Stand Your Ground laws are the easy target. The current crop of so-called “Shoot First” legislation first took root in Florida, a project of the National Rifle Association (NRA) and the American Legislative Exchange Council (ALEC), in 2005—two years before Barack Obama announced his candidacy for president. This is noteworthy, since pundits of both races attempt to link the laws to white fear of a Black man in the White House. Such an analysis removes Stand Your Ground from the two generations-long national criminal justice offensive against Black people. Things have not been “getting better” for African Americans under the U.S. criminal justice system, as Barack Obama claims. Rather, police state oppression has intensified, especially for poorer Blacks.

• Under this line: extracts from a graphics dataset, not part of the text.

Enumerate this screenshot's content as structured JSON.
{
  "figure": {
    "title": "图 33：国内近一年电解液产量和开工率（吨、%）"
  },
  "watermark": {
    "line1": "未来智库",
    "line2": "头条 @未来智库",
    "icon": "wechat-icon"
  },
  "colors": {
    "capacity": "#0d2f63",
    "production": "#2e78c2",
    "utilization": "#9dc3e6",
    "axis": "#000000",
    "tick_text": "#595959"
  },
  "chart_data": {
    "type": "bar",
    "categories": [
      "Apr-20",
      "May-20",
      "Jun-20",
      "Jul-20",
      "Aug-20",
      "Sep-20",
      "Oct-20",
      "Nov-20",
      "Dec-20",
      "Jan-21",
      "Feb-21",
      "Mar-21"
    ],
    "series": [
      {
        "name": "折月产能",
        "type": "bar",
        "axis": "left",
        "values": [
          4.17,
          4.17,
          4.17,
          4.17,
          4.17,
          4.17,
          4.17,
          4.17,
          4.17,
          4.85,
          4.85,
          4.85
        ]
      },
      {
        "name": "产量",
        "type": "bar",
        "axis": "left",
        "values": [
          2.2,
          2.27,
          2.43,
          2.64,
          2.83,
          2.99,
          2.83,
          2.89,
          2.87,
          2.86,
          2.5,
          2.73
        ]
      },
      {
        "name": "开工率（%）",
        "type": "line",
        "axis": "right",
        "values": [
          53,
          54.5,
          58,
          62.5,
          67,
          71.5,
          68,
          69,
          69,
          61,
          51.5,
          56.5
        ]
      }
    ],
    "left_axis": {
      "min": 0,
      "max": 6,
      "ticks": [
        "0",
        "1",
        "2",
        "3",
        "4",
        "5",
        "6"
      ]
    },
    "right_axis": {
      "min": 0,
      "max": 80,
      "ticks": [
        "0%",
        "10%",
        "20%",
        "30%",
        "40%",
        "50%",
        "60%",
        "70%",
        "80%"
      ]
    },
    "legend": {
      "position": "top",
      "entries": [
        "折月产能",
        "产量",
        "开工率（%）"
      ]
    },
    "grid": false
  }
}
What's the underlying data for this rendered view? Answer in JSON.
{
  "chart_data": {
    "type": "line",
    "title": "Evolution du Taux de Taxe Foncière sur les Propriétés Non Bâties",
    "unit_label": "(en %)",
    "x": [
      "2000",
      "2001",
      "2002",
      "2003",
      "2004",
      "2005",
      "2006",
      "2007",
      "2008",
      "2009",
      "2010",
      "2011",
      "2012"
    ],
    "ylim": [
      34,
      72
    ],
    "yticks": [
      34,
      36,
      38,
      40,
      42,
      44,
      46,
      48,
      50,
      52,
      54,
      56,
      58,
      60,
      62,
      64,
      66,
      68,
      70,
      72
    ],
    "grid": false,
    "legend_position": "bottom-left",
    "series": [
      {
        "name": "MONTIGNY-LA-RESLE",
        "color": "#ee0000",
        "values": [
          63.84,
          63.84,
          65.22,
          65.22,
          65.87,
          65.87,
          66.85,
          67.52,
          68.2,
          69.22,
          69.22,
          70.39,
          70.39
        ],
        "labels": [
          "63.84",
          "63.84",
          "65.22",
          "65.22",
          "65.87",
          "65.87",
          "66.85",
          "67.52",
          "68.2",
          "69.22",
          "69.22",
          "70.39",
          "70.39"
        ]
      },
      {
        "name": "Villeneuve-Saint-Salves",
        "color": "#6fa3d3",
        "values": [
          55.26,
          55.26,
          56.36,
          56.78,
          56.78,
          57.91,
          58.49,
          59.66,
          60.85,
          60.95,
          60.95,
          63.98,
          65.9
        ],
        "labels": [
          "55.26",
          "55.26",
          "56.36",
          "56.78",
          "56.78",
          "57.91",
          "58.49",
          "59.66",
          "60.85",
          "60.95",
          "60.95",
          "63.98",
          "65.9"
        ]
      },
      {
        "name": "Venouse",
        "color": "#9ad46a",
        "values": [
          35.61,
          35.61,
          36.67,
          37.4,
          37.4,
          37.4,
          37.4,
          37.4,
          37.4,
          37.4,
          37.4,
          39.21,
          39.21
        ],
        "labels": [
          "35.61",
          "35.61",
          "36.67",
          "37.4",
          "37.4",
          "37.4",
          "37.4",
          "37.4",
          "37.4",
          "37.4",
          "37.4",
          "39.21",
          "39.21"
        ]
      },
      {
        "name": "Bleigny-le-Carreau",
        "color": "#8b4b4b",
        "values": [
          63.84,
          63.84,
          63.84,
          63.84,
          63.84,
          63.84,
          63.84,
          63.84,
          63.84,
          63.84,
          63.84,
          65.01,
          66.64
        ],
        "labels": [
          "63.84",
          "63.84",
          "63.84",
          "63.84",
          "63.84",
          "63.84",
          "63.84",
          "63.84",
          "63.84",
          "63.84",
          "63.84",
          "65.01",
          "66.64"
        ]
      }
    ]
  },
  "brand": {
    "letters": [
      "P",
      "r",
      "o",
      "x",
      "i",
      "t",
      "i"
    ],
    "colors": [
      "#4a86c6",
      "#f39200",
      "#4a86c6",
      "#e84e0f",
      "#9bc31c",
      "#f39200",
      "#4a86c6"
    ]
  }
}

It should never be forgotten that nearly half the Congressional Black Caucus supported the 1986 drug law that established a 100:1 sentencing ratio for crack versus powdered cocaine. The Black Misleadership Class of accommodationists and deal makers have failed to honor even the vestiges of the old, intra-Black social compact, by which they were allowed to speak for The Race while indulging in their individual strivings as long as they looked out for the interests of the rest of us. They can be expected to perform no better, in the current crisis. This month’s 50th anniversary of the March on Washington, overseen by Al Sharpton and the NAACP, will mix celebration of past victories with apologies for Obama, who has presided over economic catastrophe for African Americans and completed the erasure of any semblance of due process and the rule of law for everyone.
The young people of Dream Defenders, presently occupying Florida’s governor’s office, understand that Stand Your Ground laws are part of the larger problem. “The media is not telling the full story,” said Steven Pargett, a Dream Defender spokesperson, in Tallahassee. He says the teach-in is working on “a full legislative package to challenge the criminalization of our generation,” including the school to prison pipeline.

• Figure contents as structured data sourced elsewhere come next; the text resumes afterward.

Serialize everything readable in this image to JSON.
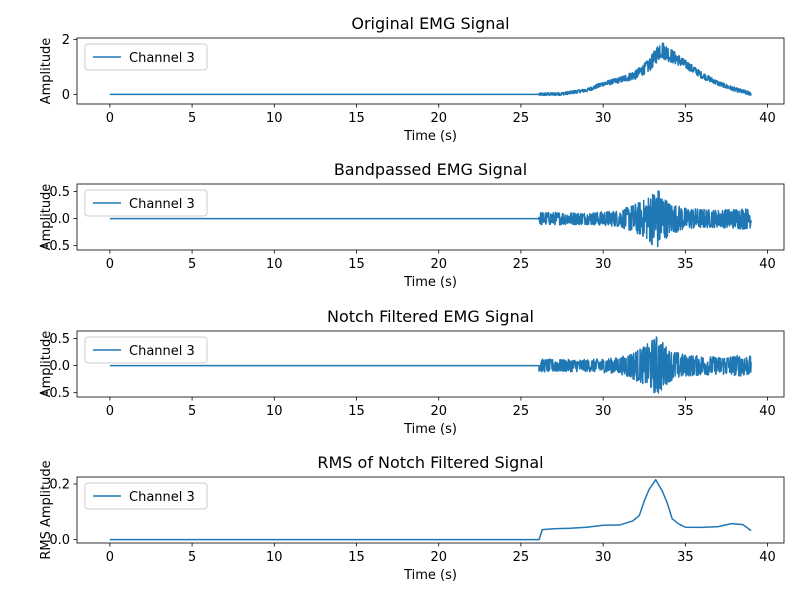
{
  "figure": {
    "background": "#ffffff",
    "line_color": "#1f77b4"
  },
  "chart_data": [
    {
      "type": "line",
      "title": "Original EMG Signal",
      "xlabel": "Time (s)",
      "ylabel": "Amplitude",
      "xlim": [
        -2,
        41
      ],
      "ylim": [
        -0.35,
        2.05
      ],
      "xticks": [
        0,
        5,
        10,
        15,
        20,
        25,
        30,
        35,
        40
      ],
      "yticks": [
        0,
        2
      ],
      "legend": {
        "position": "upper-left",
        "entries": [
          "Channel 3"
        ]
      },
      "series": [
        {
          "name": "Channel 3",
          "style": "noisy-band",
          "flat_until": 26.1,
          "flat_value": 0.0,
          "end": 39.0,
          "center_curve": [
            [
              26.1,
              0.0
            ],
            [
              27.5,
              0.02
            ],
            [
              29,
              0.15
            ],
            [
              30,
              0.38
            ],
            [
              31,
              0.52
            ],
            [
              32,
              0.72
            ],
            [
              32.8,
              1.05
            ],
            [
              33.5,
              1.65
            ],
            [
              34,
              1.45
            ],
            [
              35,
              1.1
            ],
            [
              36,
              0.7
            ],
            [
              37,
              0.4
            ],
            [
              38,
              0.18
            ],
            [
              39,
              0.02
            ]
          ],
          "half_width_curve": [
            [
              26.1,
              0.05
            ],
            [
              29,
              0.06
            ],
            [
              31,
              0.1
            ],
            [
              32.5,
              0.2
            ],
            [
              33.5,
              0.32
            ],
            [
              35,
              0.15
            ],
            [
              37,
              0.08
            ],
            [
              39,
              0.07
            ]
          ]
        }
      ]
    },
    {
      "type": "line",
      "title": "Bandpassed EMG Signal",
      "xlabel": "Time (s)",
      "ylabel": "Amplitude",
      "xlim": [
        -2,
        41
      ],
      "ylim": [
        -0.58,
        0.64
      ],
      "xticks": [
        0,
        5,
        10,
        15,
        20,
        25,
        30,
        35,
        40
      ],
      "yticks": [
        -0.5,
        0.0,
        0.5
      ],
      "legend": {
        "position": "upper-left",
        "entries": [
          "Channel 3"
        ]
      },
      "series": [
        {
          "name": "Channel 3",
          "style": "noisy-band",
          "flat_until": 26.1,
          "flat_value": 0.0,
          "end": 39.0,
          "center_curve": [
            [
              26.1,
              0.0
            ],
            [
              39,
              0.0
            ]
          ],
          "half_width_curve": [
            [
              26.1,
              0.12
            ],
            [
              29,
              0.11
            ],
            [
              31,
              0.15
            ],
            [
              32.5,
              0.35
            ],
            [
              33.3,
              0.58
            ],
            [
              34,
              0.3
            ],
            [
              35,
              0.2
            ],
            [
              37,
              0.16
            ],
            [
              38.5,
              0.2
            ],
            [
              39,
              0.17
            ]
          ]
        }
      ]
    },
    {
      "type": "line",
      "title": "Notch Filtered EMG Signal",
      "xlabel": "Time (s)",
      "ylabel": "Amplitude",
      "xlim": [
        -2,
        41
      ],
      "ylim": [
        -0.58,
        0.64
      ],
      "xticks": [
        0,
        5,
        10,
        15,
        20,
        25,
        30,
        35,
        40
      ],
      "yticks": [
        -0.5,
        0.0,
        0.5
      ],
      "legend": {
        "position": "upper-left",
        "entries": [
          "Channel 3"
        ]
      },
      "series": [
        {
          "name": "Channel 3",
          "style": "noisy-band",
          "flat_until": 26.1,
          "flat_value": 0.0,
          "end": 39.0,
          "center_curve": [
            [
              26.1,
              0.0
            ],
            [
              39,
              0.0
            ]
          ],
          "half_width_curve": [
            [
              26.1,
              0.12
            ],
            [
              29,
              0.11
            ],
            [
              31,
              0.15
            ],
            [
              32.5,
              0.35
            ],
            [
              33.3,
              0.57
            ],
            [
              34,
              0.3
            ],
            [
              35,
              0.2
            ],
            [
              37,
              0.16
            ],
            [
              38.5,
              0.2
            ],
            [
              39,
              0.17
            ]
          ]
        }
      ]
    },
    {
      "type": "line",
      "title": "RMS of Notch Filtered Signal",
      "xlabel": "Time (s)",
      "ylabel": "RMS Amplitude",
      "xlim": [
        -2,
        41
      ],
      "ylim": [
        -0.012,
        0.225
      ],
      "xticks": [
        0,
        5,
        10,
        15,
        20,
        25,
        30,
        35,
        40
      ],
      "yticks": [
        0.0,
        0.2
      ],
      "legend": {
        "position": "upper-left",
        "entries": [
          "Channel 3"
        ]
      },
      "series": [
        {
          "name": "Channel 3",
          "style": "rms-line",
          "points": [
            [
              0,
              0.0
            ],
            [
              26.0,
              0.0
            ],
            [
              26.1,
              0.0
            ],
            [
              26.3,
              0.04
            ],
            [
              27,
              0.04
            ],
            [
              28,
              0.035
            ],
            [
              29,
              0.04
            ],
            [
              30,
              0.05
            ],
            [
              31,
              0.055
            ],
            [
              31.8,
              0.07
            ],
            [
              32.2,
              0.09
            ],
            [
              32.5,
              0.14
            ],
            [
              32.8,
              0.18
            ],
            [
              33.2,
              0.21
            ],
            [
              33.6,
              0.18
            ],
            [
              33.9,
              0.13
            ],
            [
              34.2,
              0.07
            ],
            [
              34.6,
              0.055
            ],
            [
              35,
              0.05
            ],
            [
              36,
              0.048
            ],
            [
              37,
              0.052
            ],
            [
              37.8,
              0.058
            ],
            [
              38.5,
              0.05
            ],
            [
              39,
              0.03
            ]
          ]
        }
      ]
    }
  ]
}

That’s a start. The central problem with the American criminal justice system is that white supremacist assumptions are deeply embedded in its operations and deliberations. The presumption of innocence is no match for pervasive assumptions of collective Black guilt, which are manifest at every stage of the system, beginning with police hyper-surveillance of Black communities—the intake valve that leads inexorably to mass Black incarceration and the extrajudicial murder of Blacks on the streets, mainly by cops but occasionally by George Zimmermans.

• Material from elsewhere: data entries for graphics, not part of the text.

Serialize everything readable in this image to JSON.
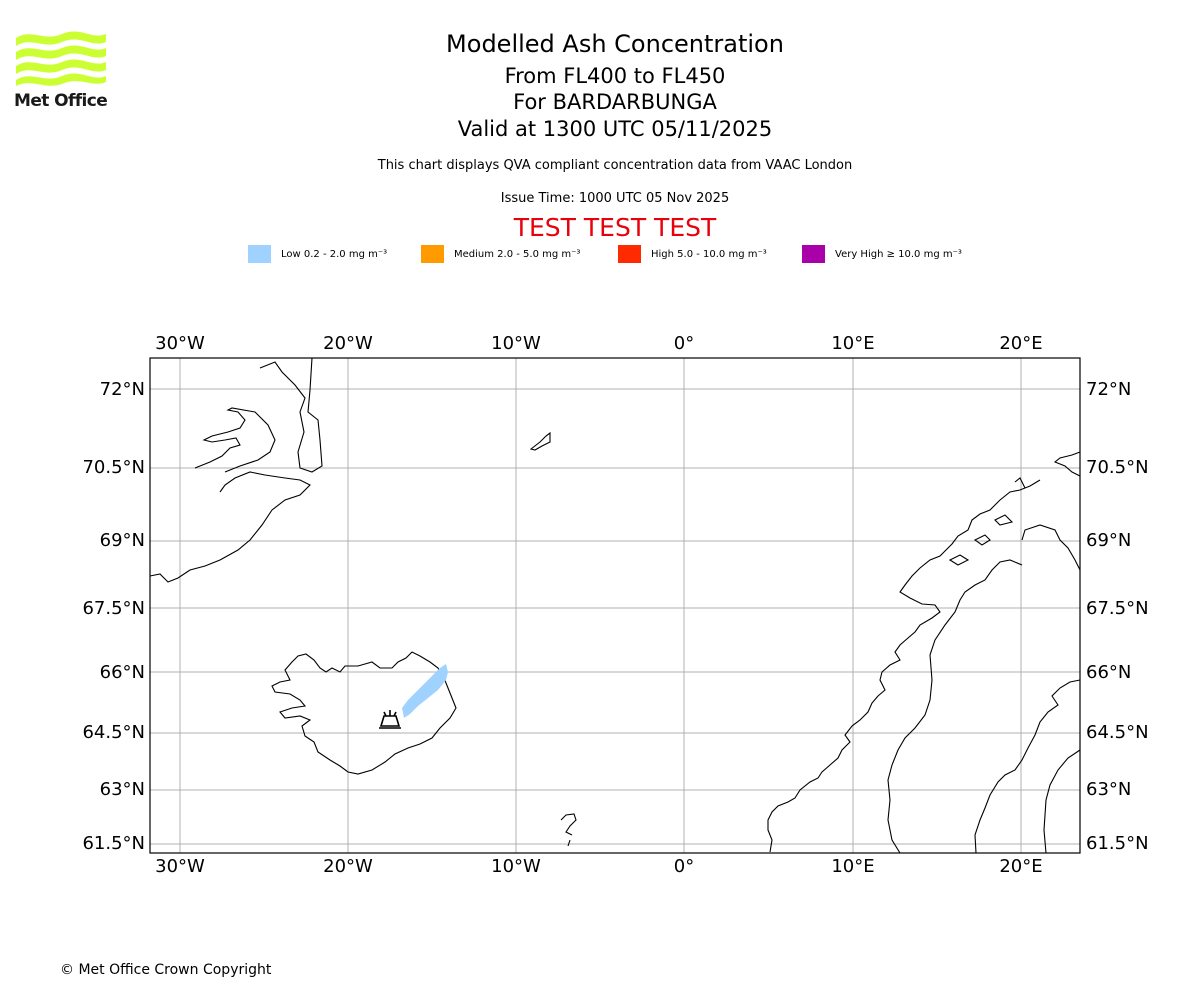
{
  "logo": {
    "text": "Met Office",
    "icon": "met-office-wave-logo"
  },
  "title": {
    "main": "Modelled Ash Concentration",
    "levels": "From FL400 to FL450",
    "volcano": "For BARDARBUNGA",
    "valid": "Valid at 1300 UTC 05/11/2025"
  },
  "subtitle": "This chart displays QVA compliant concentration data from VAAC London",
  "issue_time": "Issue Time: 1000 UTC 05 Nov 2025",
  "test_banner": "TEST TEST TEST",
  "legend": [
    {
      "label": "Low 0.2 - 2.0 mg m⁻³",
      "color": "#a0d2ff"
    },
    {
      "label": "Medium 2.0 - 5.0 mg m⁻³",
      "color": "#ff9a00"
    },
    {
      "label": "High 5.0 - 10.0 mg m⁻³",
      "color": "#ff2a00"
    },
    {
      "label": "Very High ≥ 10.0 mg m⁻³",
      "color": "#aa00aa"
    }
  ],
  "map": {
    "lon_ticks": [
      "30°W",
      "20°W",
      "10°W",
      "0°",
      "10°E",
      "20°E"
    ],
    "lat_ticks": [
      "72°N",
      "70.5°N",
      "69°N",
      "67.5°N",
      "66°N",
      "64.5°N",
      "63°N",
      "61.5°N"
    ],
    "volcano_marker": "volcano-icon",
    "ash_level": "Low"
  },
  "copyright": "© Met Office Crown Copyright"
}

The Age of Mass Black Incarceration, now entering its third generation, has spawned successive layers of repressive laws, police practices, and prosecutorial and judicial behavior that have effectively eviscerated Black people’s Constitutional rights. Our communities are Constitution-free zones, and the stigma of guilt attaches to each of our persons. White electorates reward those who put Black people—as a group—on perpetual lockdown.
It must be stressed that this reign of criminal justice terror has taken place in the absence of any Black mass movement worthy of the name. I believe it has occurred precisely because there is no such movement—that the forces of white supremacy have been emboldened by Black passivity.
It is, of course, necessary to challenge Stand Your Ground Laws, but this must be just one front in the war against the legitimacy of a criminal justice system that is fundamentally hostile to the Black presence in the United States. What is required is a mass movement that does not accept the verdict of white people; that speaks loudly in the language of the street: Get up off of us!
If white fear of Blacks is justification for an oppressive criminal justice system, then let’s give them something to really be afraid of. The response could not possibly be worse than the whipping we have taken so passively, for the last 40 years.